Cormac Herley is in the 95 percent who don't. He's principal researcher with Microsoft Research, an arm of the software giant.
"Passwords are the worst system in the world — except for all the other systems," he says.
Herley recommends assigning different tiers to passwords. Using your best, most complex ones for work and banking, but devoting less effort to those that don't matter as much. But even that can be a lot to ask, even for him.
"I write the passwords down and have a photocopy at home and a photocopy in the office and a couple copies here and there."
But, could all that be compromising security?
"Well, I mean, um, yes," he says.
Herley argues in his own defense that there is no perfect alternative. Free password management software, for example, saves your passwords to the Internet Cloud.
But, "as soon as you upload the passwords to the Cloud, you've now introduced another form of risk, so it's not that you've made security clearly and unarguably better," Herley explains.
He says, for every password system developed, hackers often find ways around it.

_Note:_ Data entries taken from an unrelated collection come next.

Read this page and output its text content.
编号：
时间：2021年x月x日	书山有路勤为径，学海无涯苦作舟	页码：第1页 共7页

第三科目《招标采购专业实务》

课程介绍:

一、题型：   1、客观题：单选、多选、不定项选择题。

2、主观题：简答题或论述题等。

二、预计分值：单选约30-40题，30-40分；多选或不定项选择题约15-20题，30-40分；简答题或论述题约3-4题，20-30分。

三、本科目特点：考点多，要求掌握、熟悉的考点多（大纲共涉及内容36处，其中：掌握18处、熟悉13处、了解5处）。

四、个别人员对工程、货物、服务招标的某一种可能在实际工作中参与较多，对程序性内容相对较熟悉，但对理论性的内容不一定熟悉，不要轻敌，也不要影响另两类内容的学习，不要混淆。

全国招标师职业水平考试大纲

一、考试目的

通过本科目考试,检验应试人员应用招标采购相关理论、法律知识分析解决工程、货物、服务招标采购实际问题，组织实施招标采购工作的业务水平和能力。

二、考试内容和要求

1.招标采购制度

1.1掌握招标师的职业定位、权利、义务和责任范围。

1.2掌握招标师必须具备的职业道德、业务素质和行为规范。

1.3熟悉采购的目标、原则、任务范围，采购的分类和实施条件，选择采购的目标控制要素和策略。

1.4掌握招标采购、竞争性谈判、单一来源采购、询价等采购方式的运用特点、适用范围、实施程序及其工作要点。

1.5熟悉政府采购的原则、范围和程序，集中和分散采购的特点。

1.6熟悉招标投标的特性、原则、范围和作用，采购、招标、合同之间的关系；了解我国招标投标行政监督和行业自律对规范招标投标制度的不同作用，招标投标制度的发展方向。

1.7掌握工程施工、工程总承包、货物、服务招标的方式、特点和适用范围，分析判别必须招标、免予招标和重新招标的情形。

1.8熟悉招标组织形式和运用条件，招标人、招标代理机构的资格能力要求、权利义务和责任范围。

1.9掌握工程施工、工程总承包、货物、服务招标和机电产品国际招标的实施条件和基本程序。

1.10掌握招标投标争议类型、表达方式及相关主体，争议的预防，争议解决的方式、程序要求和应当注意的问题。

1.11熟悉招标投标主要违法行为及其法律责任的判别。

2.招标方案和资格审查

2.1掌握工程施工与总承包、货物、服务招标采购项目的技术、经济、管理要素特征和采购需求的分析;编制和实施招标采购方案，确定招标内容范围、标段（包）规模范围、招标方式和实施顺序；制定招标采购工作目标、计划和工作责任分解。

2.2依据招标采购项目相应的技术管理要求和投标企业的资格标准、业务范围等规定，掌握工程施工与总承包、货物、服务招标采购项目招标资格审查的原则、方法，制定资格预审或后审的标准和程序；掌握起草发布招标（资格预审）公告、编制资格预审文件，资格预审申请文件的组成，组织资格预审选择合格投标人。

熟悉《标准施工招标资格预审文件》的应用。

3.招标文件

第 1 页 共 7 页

"There are guessing attacks that are both online and offline, there are phishing and spear-phishing, and keylogging and malware attacks and server breaches, and we see evidence every day that these attacks succeed." he says.
O'Farrell says that should not discourage consumers.
"There is so much you can do to layer yourself in security, just to make it difficult enough for hackers not to bother with you," he says.